Par ailleurs, une thrombopénie par séquestration splénique est fréquente en cas de splénomégalie.

Hémogramme chez l’enfant (OIC-212-07 et 08-A)

Les normes du taux d’hémoglobine et des autres lignées sont détaillées dans le tableau 2.
Points forts
Hémogramme chez l’adulte et l’enfant : indications et interprétations

POINTS FORTS À RETENIR

L’hémogramme est l’examen le plus prescrit en France.

Les valeurs normales de l’hémogramme varient selon l’âge, le sexe et l’origine ethnique.

De façon générale, l’hémogramme est indiqué pour confirmer une donnée clinique, pour rechercher une possible anomalie devant un tableau clinique peu parlant ou pour quantifier une anomalie connue.

L’interprétation de l’hémogramme prend en compte des données quantitatives à interpréter en valeur absolue, et des données qualitatives.
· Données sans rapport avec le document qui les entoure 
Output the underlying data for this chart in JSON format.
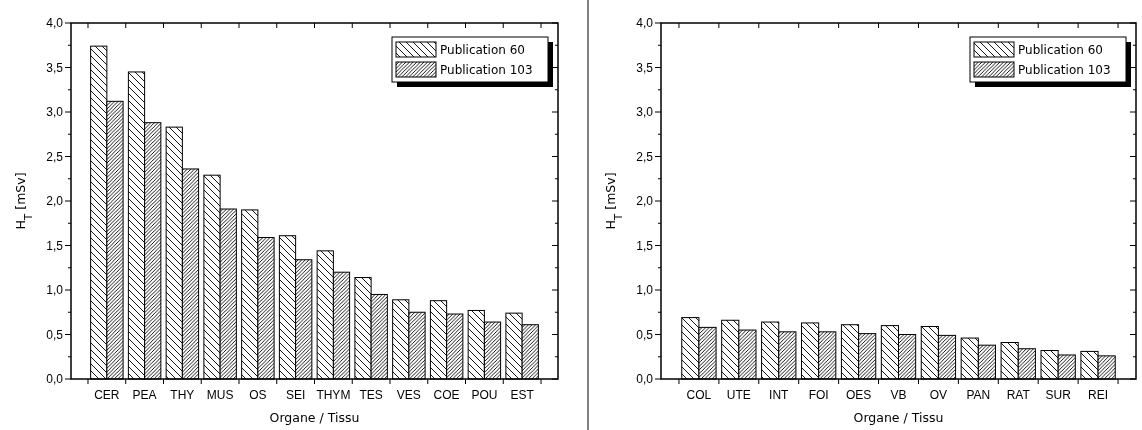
{
  "chart_data": [
    {
      "type": "bar",
      "xlabel": "Organe / Tissu",
      "ylabel": "H$_{T}$ [mSv]",
      "legend": "top right",
      "categories": [
        "CER",
        "PEA",
        "THY",
        "MUS",
        "OS",
        "SEI",
        "THYM",
        "TES",
        "VES",
        "COE",
        "POU",
        "EST"
      ],
      "series": [
        {
          "name": "Publication 60",
          "color": "#000000",
          "values": [
            3.74,
            3.45,
            2.83,
            2.29,
            1.9,
            1.61,
            1.44,
            1.14,
            0.89,
            0.88,
            0.77,
            0.74
          ]
        },
        {
          "name": "Publication 103",
          "color": "#000000",
          "values": [
            3.12,
            2.88,
            2.36,
            1.91,
            1.59,
            1.34,
            1.2,
            0.95,
            0.75,
            0.73,
            0.64,
            0.61
          ]
        }
      ],
      "ylim": [
        0,
        4
      ],
      "yticks": [
        {
          "value": 0,
          "label": "0,0"
        },
        {
          "value": 0.25,
          "label": null
        },
        {
          "value": 0.5,
          "label": "0,5"
        },
        {
          "value": 0.75,
          "label": null
        },
        {
          "value": 1,
          "label": "1,0"
        },
        {
          "value": 1.25,
          "label": null
        },
        {
          "value": 1.5,
          "label": "1,5"
        },
        {
          "value": 1.75,
          "label": null
        },
        {
          "value": 2,
          "label": "2,0"
        },
        {
          "value": 2.25,
          "label": null
        },
        {
          "value": 2.5,
          "label": "2,5"
        },
        {
          "value": 2.75,
          "label": null
        },
        {
          "value": 3,
          "label": "3,0"
        },
        {
          "value": 3.25,
          "label": null
        },
        {
          "value": 3.5,
          "label": "3,5"
        },
        {
          "value": 3.75,
          "label": null
        },
        {
          "value": 4,
          "label": "4,0"
        }
      ]
    },
    {
      "type": "bar",
      "xlabel": "Organe / Tissu",
      "ylabel": "H$_{T}$ [mSv]",
      "legend": "top right",
      "categories": [
        "COL",
        "UTE",
        "INT",
        "FOI",
        "OES",
        "VB",
        "OV",
        "PAN",
        "RAT",
        "SUR",
        "REI"
      ],
      "series": [
        {
          "name": "Publication 60",
          "color": "#000000",
          "values": [
            0.69,
            0.66,
            0.64,
            0.63,
            0.61,
            0.6,
            0.59,
            0.46,
            0.41,
            0.32,
            0.31
          ]
        },
        {
          "name": "Publication 103",
          "color": "#000000",
          "values": [
            0.58,
            0.55,
            0.53,
            0.53,
            0.51,
            0.5,
            0.49,
            0.38,
            0.34,
            0.27,
            0.26
          ]
        }
      ],
      "ylim": [
        0,
        4
      ],
      "yticks": [
        {
          "value": 0,
          "label": "0,0"
        },
        {
          "value": 0.25,
          "label": null
        },
        {
          "value": 0.5,
          "label": "0,5"
        },
        {
          "value": 0.75,
          "label": null
        },
        {
          "value": 1,
          "label": "1,0"
        },
        {
          "value": 1.25,
          "label": null
        },
        {
          "value": 1.5,
          "label": "1,5"
        },
        {
          "value": 1.75,
          "label": null
        },
        {
          "value": 2,
          "label": "2,0"
        },
        {
          "value": 2.25,
          "label": null
        },
        {
          "value": 2.5,
          "label": "2,5"
        },
        {
          "value": 2.75,
          "label": null
        },
        {
          "value": 3,
          "label": "3,0"
        },
        {
          "value": 3.25,
          "label": null
        },
        {
          "value": 3.5,
          "label": "3,5"
        },
        {
          "value": 3.75,
          "label": null
        },
        {
          "value": 4,
          "label": "4,0"
        }
      ]
    }
  ]
}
L’hémogramme doit être réalisé avant toute thérapeutique, pouvant en modifier les données ou l’interprétation.

Message auteur

Hémogramme chez l’adulte et l’enfant : indications et interprétations

L’hémogramme est un examen tellement courant et transversal qu’il peut faire partie de tous les dossiers des ECN, toutes spécialités confondues. Une ou plusieurs questions sont d’ailleurs quasiment posées chaque année.

ECN 2016 – Patient de 29 ans présentant un lupus systémique. L’hémogramme à décrire montrait une anémie arégénérative, une thrombopénie et une lymphopénie.
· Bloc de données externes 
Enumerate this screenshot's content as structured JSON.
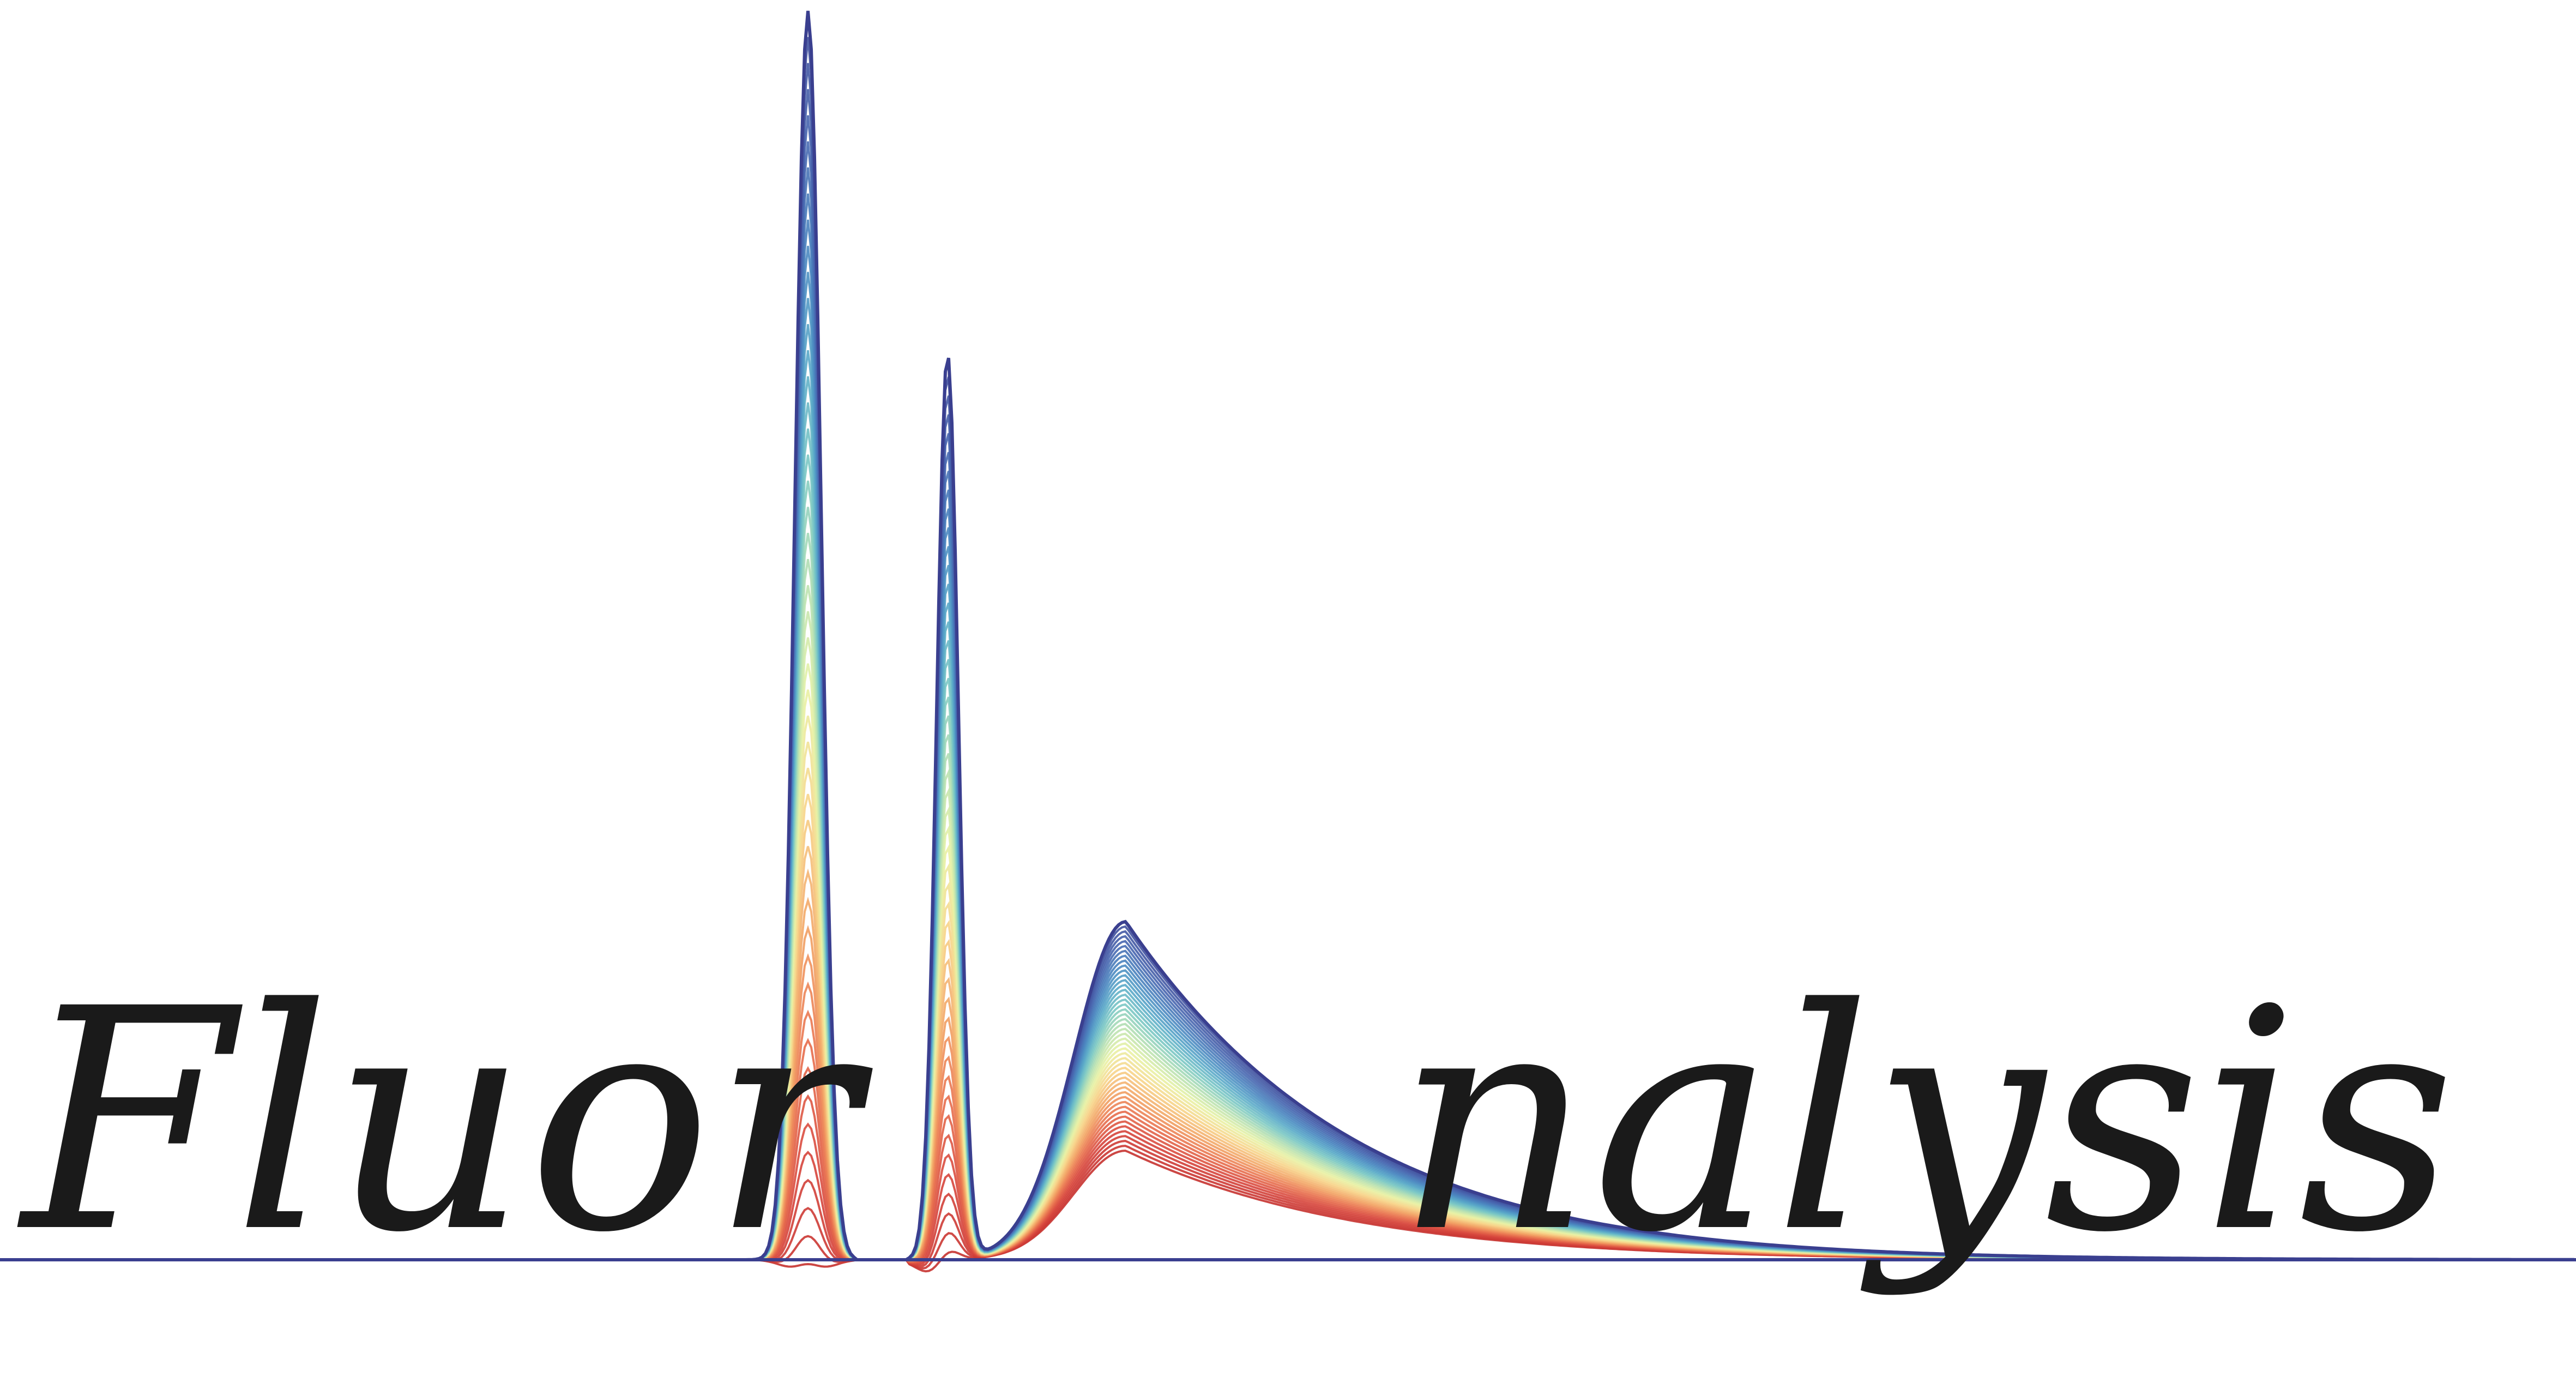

ECN 2020 – Patient de 40 ans consultant pour une asthénie récente et une bulle hémorragique intrabuccale. Il était demandé de mentionner les examens à réaliser en urgence, notamment l’hémogramme ; et de décrire par la suite les résultats de cet examen : neutropénie, anémie normochrome et thrombopénie, orientant vers une leucémie aiguë.

ECN 2021 – Patient de 67 ans adressé aux urgences pour une pneumonie aiguë communautaire à pneumocoque. Il était demandé d’interpréter l’hémogramme retrouvant une anémie, une thrombopénie, une polynucléose neutrophile et une hyperlymphocytose. L’aspect morphologique devait faire évoquer une leucémie lymphoïde chronique.